The bottom line is storage services should be things that are meaningful and impact the business. For example, "Storage availability isn't a service," he says. "As a business user, I don't care if storage is available or not. I want the application to be up."
Paquet advises IS groups to continue to measure and monitor such storage benchmarks, but only as internal measures. "I'd use them to hold the storage management group accountable within IS," he says. "The availability of underlying components are interesting to IT, but not to the business." So what would Paquet build storage SLAs around? The things that business people will come directly in contact with, he says: recovery and provisioning.
Richard Scannell, the VP of corporate development and strategy at GlassHouse Technologies, Inc., Framingham, MA, says SLAs are frequently unenforceable because storage managers don't implement policies and procedures spelling out how to accomplish the SLA. "No technology by itself can produce SLA compliance. It's how it's used by people, and a big problem is not defining processes and procedures that support SLA compliance," he says.
The problem, according to Scannell, is that it's difficult to define processes--"to say, here are the things to measure, and here's how to translate them into capital, expense and human requirements. As a result, the SLA is the equivalent of giving the CIO enough rope to hang himself with."

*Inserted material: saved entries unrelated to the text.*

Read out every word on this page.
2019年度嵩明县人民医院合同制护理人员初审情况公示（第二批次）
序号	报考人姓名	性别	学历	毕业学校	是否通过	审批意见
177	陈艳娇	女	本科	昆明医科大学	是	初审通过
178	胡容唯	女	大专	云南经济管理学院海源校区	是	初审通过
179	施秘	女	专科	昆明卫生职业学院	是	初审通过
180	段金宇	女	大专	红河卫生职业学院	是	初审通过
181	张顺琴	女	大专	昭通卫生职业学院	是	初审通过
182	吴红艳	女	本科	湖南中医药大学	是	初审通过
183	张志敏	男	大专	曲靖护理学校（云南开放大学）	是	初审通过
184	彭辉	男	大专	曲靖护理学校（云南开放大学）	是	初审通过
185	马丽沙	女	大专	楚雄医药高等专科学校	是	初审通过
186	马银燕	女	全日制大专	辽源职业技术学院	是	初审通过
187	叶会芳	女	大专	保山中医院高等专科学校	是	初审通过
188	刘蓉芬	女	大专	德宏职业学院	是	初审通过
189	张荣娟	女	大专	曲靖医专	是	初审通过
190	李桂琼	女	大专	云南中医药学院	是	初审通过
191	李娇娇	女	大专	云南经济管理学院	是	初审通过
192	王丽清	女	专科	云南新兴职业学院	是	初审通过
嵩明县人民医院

Mapping an SLA to reality Every line business manager will be the first to tell you their application is absolutely mission critical, but the truth is there will always be some systems that are more vital than others. But many application SLAs don't take that into account, and instead assign service levels that are overly high for a given application.
The trick is to find a way to get users to agree to lesser levels of service. Like Wendt, Scannell suggests to make the conversation about money. "Pass some of the responsibility back to the customer," he says.
Once a SLA is agreed upon then the fun begins: measuring its compliance. There's a bunch of SRM tools on the market that do a good job of collecting data from individual storage devices. However, Gartner's Paquet says, "There's no way to aggregate the data," adding, "Without a common data structure, how do you correlate the data?"
Wendt agrees, saying the heterogeneous technology environment of open systems storage makes it almost impossible to find a tool that will measure service level adherence across the enterprise. Wendt envisions software running a management console that lets him build customized data collection metrics on various aspects of the storage infrastructure. "I could have a script running in the background that would tell me when I was about to go out of the window of acceptance on a service level, but right now I don't have any automated way of collecting this data," he says. "A lot of measurement is still seat-of-the-pants, and that's no way to measure an SLA."
Aberdeen's Tanner says, "Tools managing things like storage, network resources, file services, database services are extraordinarily complicated, and there's no tool that does it all. The more sophisticated they are, the fewer vendors they work with." He says companies on the leading edge of storage SLAs have built their own tools.
Some of the better tools are coming from SSPs, many of which are struggling financially. According to Tanner, "SSPs have discovered that companies don't want to outsource storage, but they all have developed software that will let companies manage storage internally like an SSP." This includes being able to measure SLA adherence.
Sooner or later, most companies are moving to storage SLAs. First Data's Wendt says, "SLAs are definitely coming, and I need to start thinking about this."